Ideally, after I've created the bulk of the program, I should change the Auto to Dim and manually add any new variables. At that point, I'd be more likely to misspell an existing variable name than to try to create a new one.

We'll discuss what these variables are actually for at a later date.

OpenW # 1, , , 640, 480
Win_1.AutoRedraw = 1
Win_1.Sizeable = 0
Win_1.MaxButton = False
Win_1.Caption = "EZMedia Recoder"
Win_1.PrintScroll = 1
SetFont SYSTEM_FIXED_FONT
Cls

This is my generic window setup for just about any GFA program I write. You see, I don't create fancy graphical user interfaces with buttons and sliders and whatnot. Usually, I just want a plain window to show a little output while my program does the important stuff. A polished user interface comes later, if at all.

OpenW opens up a window and calls it object Win_1. GFA BASIC will open a window all by itself the first time your program tries to output something to the screen, but the default is something like 75% of the screen. I prefer a smaller size. I also like to know what my window's object handle is. This command has about a zillion options, but I prefer a plain old window.

AutoRedraw tells GFA to tell Windows to redraw the window if parts of it get obscured somehow. This option took me a while to find. I couldn't figure out why my content disappeared every time I opened another window on top of mine or minimized the window.

Sizeable sets whether the window can be dragged to a new size. It doesn't prevent resizing altogether, but it helps. I figure if I've just went out of my way to set the window at a certain size and have spent most of my time tailoring my output to that size, I want it to stay that way. I should probably be using some kind of form or dialog box, but I haven't figured those out just yet.

MaxButton enables or disables the full size widget on the window's title bar. Again, this is to make it more difficult to change the window size.

Caption sets the actual title in the window title bar. It's good practice to set one, and I'm told that programs which don't have a title set can cause Windows problems. Besides, if you have multiple GFA BASIC programs running at once, you'll need to keep them straight.

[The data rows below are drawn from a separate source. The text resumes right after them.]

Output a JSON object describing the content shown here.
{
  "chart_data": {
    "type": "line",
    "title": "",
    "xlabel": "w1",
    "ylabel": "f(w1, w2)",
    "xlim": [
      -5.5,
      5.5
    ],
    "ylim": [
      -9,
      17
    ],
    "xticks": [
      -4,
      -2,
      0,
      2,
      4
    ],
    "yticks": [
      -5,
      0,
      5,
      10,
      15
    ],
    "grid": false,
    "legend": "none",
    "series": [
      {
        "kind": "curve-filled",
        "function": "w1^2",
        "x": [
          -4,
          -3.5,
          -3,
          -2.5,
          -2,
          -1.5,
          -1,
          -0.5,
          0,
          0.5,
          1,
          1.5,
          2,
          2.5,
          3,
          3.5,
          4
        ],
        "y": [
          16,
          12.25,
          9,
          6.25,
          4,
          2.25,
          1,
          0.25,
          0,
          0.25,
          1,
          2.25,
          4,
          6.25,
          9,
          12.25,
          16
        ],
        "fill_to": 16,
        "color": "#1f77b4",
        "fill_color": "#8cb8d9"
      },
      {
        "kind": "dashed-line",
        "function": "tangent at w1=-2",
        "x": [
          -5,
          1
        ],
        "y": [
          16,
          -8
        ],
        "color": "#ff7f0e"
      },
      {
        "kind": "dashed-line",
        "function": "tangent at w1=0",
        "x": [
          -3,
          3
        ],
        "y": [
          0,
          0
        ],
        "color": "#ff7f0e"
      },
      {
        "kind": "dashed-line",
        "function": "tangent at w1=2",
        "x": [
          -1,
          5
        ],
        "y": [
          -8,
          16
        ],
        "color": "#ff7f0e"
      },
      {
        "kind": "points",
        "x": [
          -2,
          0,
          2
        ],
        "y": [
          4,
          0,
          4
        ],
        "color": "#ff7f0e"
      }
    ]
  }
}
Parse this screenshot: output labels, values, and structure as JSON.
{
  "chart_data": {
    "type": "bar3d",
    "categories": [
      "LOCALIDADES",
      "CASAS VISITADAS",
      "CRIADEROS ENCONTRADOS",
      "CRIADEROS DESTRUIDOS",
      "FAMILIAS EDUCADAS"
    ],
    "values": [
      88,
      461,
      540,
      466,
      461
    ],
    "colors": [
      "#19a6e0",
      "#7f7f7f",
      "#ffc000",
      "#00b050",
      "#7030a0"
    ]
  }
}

PrintScroll describes what happens when you print enough to fill up all the lines in the window you just opened. This default is that the next thing you print just disappears, printed down below the bottom edge of the window. Setting this option to TRUE means that all the existing lines will scroll up and your new output will appear at the bottom.

I use 1, 0, TRUE, and FALSE pretty interchangeably, which again is bad programming practice. In GFA BASIC, for the most part 0 is interpreted as false and any non-zero number is interpreted as true. I believe the GFA constant FALSE is defined as 0 and TRUE is defined as -1.

Notice that I'm using the windows handle (Win_1) combined with various options (AutoRedraw) to set options for that window. This is about the only part of object oriented programming that I understand. I'm told that GFA can handle lots of OOP, but I don't know anything about it.

SetFont sets the font. For some reason, I started using this system's fixed font for output and never went back. Everything else just looks wrong for a GFA BASIC program now.

Cls clears the screen and sets the cursor to the upper left corner. I don't think this is actually necessary, but I got into the habit a long time ago and never got out of it.